8.4 Quality assessment and validation 8.4 Quality assessment and validation 8.4.2 Additional validation

8.4.1 Summary of main validation results

Without going into further details, the most important scientific validation results from Andrae et al. (2018) are:

•

For low-extinction stars in the range from 3000K to 10000K, we can estimate $T_{\rm eff}$ with an ‘error’ (strictly just a discrepancy) of about 324K with respect to literature estimates. However, this error depends on the intrinsic temperature distribution of the dataset under consideration; it can be smaller or much larger. For instance, we achieve an RMS differences of only 73K for solar analogues from Tucci Maia et al. (2016) and 230K for Gaia benchmark stars from Heiter et al. (2015). For stars with extinction larger than the training sample (see Table 8.2), the $T_{\rm eff}$ estimates are systematically too cool.
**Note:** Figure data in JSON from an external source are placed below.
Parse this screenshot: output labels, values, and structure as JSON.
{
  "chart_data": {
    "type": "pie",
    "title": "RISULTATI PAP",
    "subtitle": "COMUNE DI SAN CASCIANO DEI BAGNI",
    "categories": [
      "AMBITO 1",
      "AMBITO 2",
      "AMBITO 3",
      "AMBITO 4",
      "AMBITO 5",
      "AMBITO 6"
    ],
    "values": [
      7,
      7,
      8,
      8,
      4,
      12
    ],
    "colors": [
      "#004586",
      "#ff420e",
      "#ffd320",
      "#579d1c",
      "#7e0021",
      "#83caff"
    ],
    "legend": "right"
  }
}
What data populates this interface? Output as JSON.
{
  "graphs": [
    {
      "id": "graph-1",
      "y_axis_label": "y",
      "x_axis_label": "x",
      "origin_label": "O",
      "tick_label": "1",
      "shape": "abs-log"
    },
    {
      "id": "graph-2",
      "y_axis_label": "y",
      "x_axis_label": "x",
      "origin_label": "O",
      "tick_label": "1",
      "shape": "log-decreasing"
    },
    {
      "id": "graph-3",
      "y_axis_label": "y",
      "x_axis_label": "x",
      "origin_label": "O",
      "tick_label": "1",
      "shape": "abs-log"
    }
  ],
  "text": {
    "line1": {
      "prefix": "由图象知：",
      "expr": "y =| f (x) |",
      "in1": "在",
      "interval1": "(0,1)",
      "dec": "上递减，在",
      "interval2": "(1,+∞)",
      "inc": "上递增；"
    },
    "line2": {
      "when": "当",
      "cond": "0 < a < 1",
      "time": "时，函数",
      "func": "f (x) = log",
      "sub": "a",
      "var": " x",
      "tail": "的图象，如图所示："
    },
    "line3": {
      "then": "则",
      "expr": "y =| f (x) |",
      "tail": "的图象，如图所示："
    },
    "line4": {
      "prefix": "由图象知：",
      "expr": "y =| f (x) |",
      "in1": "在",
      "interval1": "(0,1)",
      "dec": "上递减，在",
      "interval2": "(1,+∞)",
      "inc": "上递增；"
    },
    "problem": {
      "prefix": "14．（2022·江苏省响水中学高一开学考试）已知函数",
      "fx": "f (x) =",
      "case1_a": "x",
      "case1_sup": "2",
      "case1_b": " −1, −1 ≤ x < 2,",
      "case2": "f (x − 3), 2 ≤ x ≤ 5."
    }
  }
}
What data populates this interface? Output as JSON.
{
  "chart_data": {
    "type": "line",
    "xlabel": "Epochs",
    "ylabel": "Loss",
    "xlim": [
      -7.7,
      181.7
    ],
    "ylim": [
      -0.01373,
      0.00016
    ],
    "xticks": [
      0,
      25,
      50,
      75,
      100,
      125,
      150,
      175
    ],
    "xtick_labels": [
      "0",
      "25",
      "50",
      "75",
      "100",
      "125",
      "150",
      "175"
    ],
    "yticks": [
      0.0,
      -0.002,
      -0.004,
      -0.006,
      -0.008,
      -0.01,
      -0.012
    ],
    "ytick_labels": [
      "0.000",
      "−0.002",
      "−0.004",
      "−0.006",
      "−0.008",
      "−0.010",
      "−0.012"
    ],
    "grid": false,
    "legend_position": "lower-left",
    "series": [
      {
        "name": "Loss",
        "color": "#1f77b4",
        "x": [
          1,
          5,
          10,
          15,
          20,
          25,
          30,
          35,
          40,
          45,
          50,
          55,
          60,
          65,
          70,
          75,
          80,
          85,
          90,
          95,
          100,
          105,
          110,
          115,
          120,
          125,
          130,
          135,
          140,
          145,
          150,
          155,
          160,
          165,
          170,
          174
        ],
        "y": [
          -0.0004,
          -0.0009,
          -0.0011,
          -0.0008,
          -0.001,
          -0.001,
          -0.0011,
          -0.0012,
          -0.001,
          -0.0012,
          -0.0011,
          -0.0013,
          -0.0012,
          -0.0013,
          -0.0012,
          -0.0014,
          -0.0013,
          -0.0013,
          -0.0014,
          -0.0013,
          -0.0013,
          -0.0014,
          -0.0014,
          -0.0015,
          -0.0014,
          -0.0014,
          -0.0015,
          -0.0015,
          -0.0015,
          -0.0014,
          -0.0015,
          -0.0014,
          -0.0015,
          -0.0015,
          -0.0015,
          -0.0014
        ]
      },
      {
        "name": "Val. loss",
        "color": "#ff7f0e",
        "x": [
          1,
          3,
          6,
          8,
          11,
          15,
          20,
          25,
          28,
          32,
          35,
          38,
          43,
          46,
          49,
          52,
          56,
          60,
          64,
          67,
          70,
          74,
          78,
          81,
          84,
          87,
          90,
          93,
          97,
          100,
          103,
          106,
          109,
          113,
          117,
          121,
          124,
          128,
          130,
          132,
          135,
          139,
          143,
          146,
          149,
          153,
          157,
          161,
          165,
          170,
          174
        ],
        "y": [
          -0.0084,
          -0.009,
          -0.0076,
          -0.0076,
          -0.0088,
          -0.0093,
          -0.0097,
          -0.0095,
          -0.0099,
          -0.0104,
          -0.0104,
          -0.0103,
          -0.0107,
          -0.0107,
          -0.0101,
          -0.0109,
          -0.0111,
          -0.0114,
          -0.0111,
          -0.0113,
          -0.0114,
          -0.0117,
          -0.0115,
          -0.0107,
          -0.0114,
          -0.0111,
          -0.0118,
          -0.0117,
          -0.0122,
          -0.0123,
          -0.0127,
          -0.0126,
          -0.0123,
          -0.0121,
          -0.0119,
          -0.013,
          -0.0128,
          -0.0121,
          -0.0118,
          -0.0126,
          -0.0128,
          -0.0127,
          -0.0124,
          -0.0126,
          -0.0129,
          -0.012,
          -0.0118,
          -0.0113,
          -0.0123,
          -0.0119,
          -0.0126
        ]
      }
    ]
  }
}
Similarly, our estimates are too high (hot) for stars of very low extinction, e.g. in the Galactic halo. This is also the case for stars with low metallicities. Our quoted percentiles appear to be reliable uncertainty estimates for $T_{\rm eff}$ .
•

The training sample for ExtraTrees has a non-uniform $T_{\rm eff}$ distribution. This leads to artificial stripes when plotting a Hertzsprung-Russell diagram (for example).
•

We estimate $A_{\rm G}$ and $E(G_{\rm BP}-G_{\rm RP})$ with errors of 0.46 mag and 0.23 mag, respectively. These error estimates apply after removing the outliers that originate from the degeneracy of extinction with the observables, as explained in Section 6.5 of Andrae et al. (2018).
•

Given the large extinction errors, we recommend that extinctions should not be used for individual stars, but only in an ensemble sense, e.g. to apply a dust correction of the colour-magnitude diagram or for making extinction maps which average over many stars (Andrae et al. 2018).
•

${\cal L}$ and ${\cal R}$ were estimated without considering extinction, as discussed in Section 8.3.3 and shown in Figure 8.7. This implies that ${\cal L}$ and ${\cal R}$ values will be underestimated for those stars where extinction is not negligible. In Andrae et al. (2018), however, we show that the radius estimates should still be valid to within the uncertainties given. One can also use Equation 8.7 and Equation 8.8 to estimate new ${\cal L}$ and ${\cal R}$ based on the user’s preference for $A_{\rm G}$ .
•

Only 48% of sources with temperature estimates have estimates of ${\cal L}$ and ${\cal R}$ , due to the post-processing filtering. One of these filters is to restrict luminosities to those with relative uncertainties of 0.3 or better. After applying these filters the median uncertainty in luminosity is 15% for ${\cal L}$ $\geq 1.0$ ${\cal L}_{\odot}$ . Similarly, we restrict publishing values of radii to those with relative temperature uncertainties less than 0.2. The resulting median uncertainties in radii are 7% for all radius values.

Section 7 of Andrae et al. (2018) outlines the known limitations of our results. This must be consulted before using the Apsis data products.